Four sequential points can be identified: Preparation; tracking; support; and review.

A five-point implementation plan to help implement NEP.

  1. A vision to build intellectual and social capital for developing collective consciousness for implementing the NEP.
  • The next step will be to match it with the establishment of an institutional mechanism for implementation.
  • The successful implementation of NEP requires different types of interventions. It includes
    • coordination and cooperation between the Centre and states;
    • legislative interventions, including passing new laws and/or amendments to existing laws;
    • an increase in the budgetary framework and augmentation of financial resources with involvement of inter-ministerial discussions; and
    • regulatory reforms.
  • The PM’s Task Force on Higher Education Reforms can be an advisory body comprising experts from public and private Higher Education Institutions (HEIs) to help the PM understand and appreciate the bottlenecks, and ensure time-bound implementation with fixed accountability.

 

  1. There is a need to establish a National NEP Implementation Standing Committee with select vice-chancellors/directors of universities/institutes.
  • This Committee will be tasked with creating and monitoring the NEP Implementation Plan in a time-bound manner.
  • It will have specific powers and functions, including thematic sub-committees and regional committees.
  • The Committee, located within the Ministry of Education, will be chaired by the education minister and the member-secretary will be the education secretary.
  1. The National Education Ministers’ Council with Education Ministers of all states and UTs, chaired by the Union Minister for Education, needs to be constituted.
  • The Council will be an important institutional mechanism to monitor the implementation of NEP in states and UTs, and will also serve as a forum to discuss and address implementation issues, and navigate through the diverse perspectives of state governments.
  1. The idea of Institutions of Eminence (IoE) contains the vision to develop world-class universities in India.
  • It aims to provide “an enabling regulatory architecture” so that “10 public and 10 private institutions” would emerge “as world-class teaching and research institutions”.
  • This led to the establishment of IoEs.
  • The vision of IoE needs to be integrated with the NEP implementation plan, and IoEs need to be empowered with more freedom, flexibility, autonomy and resources.
  • This will help universities to have a robust presence in the global university rankings.
  1. The National Higher Education Philanthropy Council, chaired by the Education Minister with private sector participation, needs to be constituted.
  • Nearly 70 per cent of Indian HEIs are private, and more than 70 per cent of Indian students study in private HEIs.
  • It require new and innovative institutional mechanisms, tax incentives, endowment frameworks and other initiatives to incentivise the Indian corporate sector to contribute in the form of individual and corporate philanthropy.
  • The Philanthropy Council could help promote a fundamental re-imagination of the tax structure to incentivise potential donors for establishing three new endowment funds — Higher Education Infrastructure Development Endowment Fund; Higher Education Student Scholarship Endowment Fund; and Higher Education Research Grants Endowment Fund.

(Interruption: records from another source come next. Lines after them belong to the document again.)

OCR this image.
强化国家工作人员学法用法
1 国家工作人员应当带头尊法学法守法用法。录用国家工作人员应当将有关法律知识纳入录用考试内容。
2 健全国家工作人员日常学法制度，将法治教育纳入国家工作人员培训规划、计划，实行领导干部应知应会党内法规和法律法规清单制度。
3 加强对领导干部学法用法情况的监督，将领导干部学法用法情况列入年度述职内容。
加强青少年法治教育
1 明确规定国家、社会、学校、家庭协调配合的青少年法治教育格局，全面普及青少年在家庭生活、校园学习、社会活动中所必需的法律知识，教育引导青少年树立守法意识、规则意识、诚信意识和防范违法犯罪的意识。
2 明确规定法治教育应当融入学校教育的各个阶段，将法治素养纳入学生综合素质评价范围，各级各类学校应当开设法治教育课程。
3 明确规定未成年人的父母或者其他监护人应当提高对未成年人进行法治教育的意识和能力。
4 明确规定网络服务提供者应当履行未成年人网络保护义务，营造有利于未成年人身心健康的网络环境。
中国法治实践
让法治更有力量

Six elements for successful policy implementation — incentives, instruments, information, adaptability, credibility and management.

For successful implementation of the NEP, there is need to

  • create stakeholder incentives;
  • formulate instruments in the form of legal, policy, regulatory and institutional mechanisms;
  • build reliable information repositories;
  • develop adaptability across HEIs, regulatory bodies and government agencies;
  • develop credibility through transparent actions and participation of all stakeholders; and
  • develop sound principles of management.